The intent of this resolution is to allocate a portion of the provincially collected royalties directly to rural municipalities to help address the impact the oil and gas industry has on local municipal roads and infrastructure. It is not the intent of this resolution to add additional property taxes or royalties to the oil and gas industry. While there are road grants available to address municipal roads, many municipalities do not qualify for these grants and do not derive any revenues from the oil and gas industry that use local roads as commuter routes to destinations in other municipalities. In Wheatland County, the number of wells drilled or estimated to be drilled by a particular oil company has increased significantly as follows: Year New wells drilled Gas production per million cubic feet per year 2002 612 75,803 2003 1,078 74,302 2004 (estimated) 1,145 83,549 2005 (estimated) 1,150 83,879 While the gas production has not significantly increased, the number of new wells being drilled has increased. This is a general trend in western Canada to offset the production declines in the gas reservoirs that indicate the average decline of gas well productivity has tripled since 1990. Given these figures, twice as many gas wells have to be drilled just to maintain the natural gas production at its current levels. Wheatland County is concerned that the drilling of new wells necessitates large heavy equipment traveling on local roads. This causes a huge impact on local infrastructure that, in many cases, was not designed to accommodate the movement of this equipment. Our municipality is also used as a commuter route to locations in other municipalities. A provincially regulated property assessment procedure for oil and gas activity has established a reasonable basis for the allocation and collection of local municipal taxes. In our municipality, the property assessment associated with oil and gas activity provides for a significant portion of our property tax base. Therefore, it is not the intent of this resolution to add additional property taxes or royalties to the oil and gas industry. Again, the intent of this resolution is to urge the provincial government to distribute a portion of the provincially collected royalties directly to rural municipalities to help address the impact the oil and gas industry has on local municipal roads.
The AAMDC has no resolutions currently in effect with respect to distribution of oil and gas royalties for infrastructure.

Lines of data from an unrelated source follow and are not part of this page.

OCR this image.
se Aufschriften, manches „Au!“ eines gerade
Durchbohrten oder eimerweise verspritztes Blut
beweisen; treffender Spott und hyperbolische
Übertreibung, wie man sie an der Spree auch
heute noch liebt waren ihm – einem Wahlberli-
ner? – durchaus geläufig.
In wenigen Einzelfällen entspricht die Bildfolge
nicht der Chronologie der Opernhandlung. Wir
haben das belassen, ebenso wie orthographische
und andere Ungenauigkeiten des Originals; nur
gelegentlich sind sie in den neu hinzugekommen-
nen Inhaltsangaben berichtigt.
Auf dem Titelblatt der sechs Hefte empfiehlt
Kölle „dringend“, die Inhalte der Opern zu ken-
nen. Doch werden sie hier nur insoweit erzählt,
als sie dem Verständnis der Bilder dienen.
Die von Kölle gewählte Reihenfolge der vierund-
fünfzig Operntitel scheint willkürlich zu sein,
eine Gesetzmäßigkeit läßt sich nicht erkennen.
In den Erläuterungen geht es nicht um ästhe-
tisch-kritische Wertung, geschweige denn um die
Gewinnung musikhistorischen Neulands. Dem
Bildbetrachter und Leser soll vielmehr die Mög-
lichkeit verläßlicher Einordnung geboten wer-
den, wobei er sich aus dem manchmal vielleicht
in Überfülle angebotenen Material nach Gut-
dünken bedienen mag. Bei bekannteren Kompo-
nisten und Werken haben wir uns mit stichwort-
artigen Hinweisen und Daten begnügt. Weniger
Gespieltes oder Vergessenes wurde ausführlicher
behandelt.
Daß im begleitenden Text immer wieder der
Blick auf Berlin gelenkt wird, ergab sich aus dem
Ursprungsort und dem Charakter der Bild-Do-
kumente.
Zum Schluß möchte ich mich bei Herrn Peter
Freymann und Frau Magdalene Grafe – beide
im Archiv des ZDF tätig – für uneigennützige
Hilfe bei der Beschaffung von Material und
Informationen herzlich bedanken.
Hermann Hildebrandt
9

In addition to the $3 billion in provincial funding for infrastructure needs that was announced in 2005, the provincial government has indicated it does plan to also dedicate a portion of oil and gas royalties to rural municipalities to maintain infrastructure. Premier Stelmach, in December 2006, announced that a review of oil and gas royalties is one of his new governments top priorities. This review will be undertaken by an executive committee appointed by the government. As the review process progresses, AAMDC will update its members.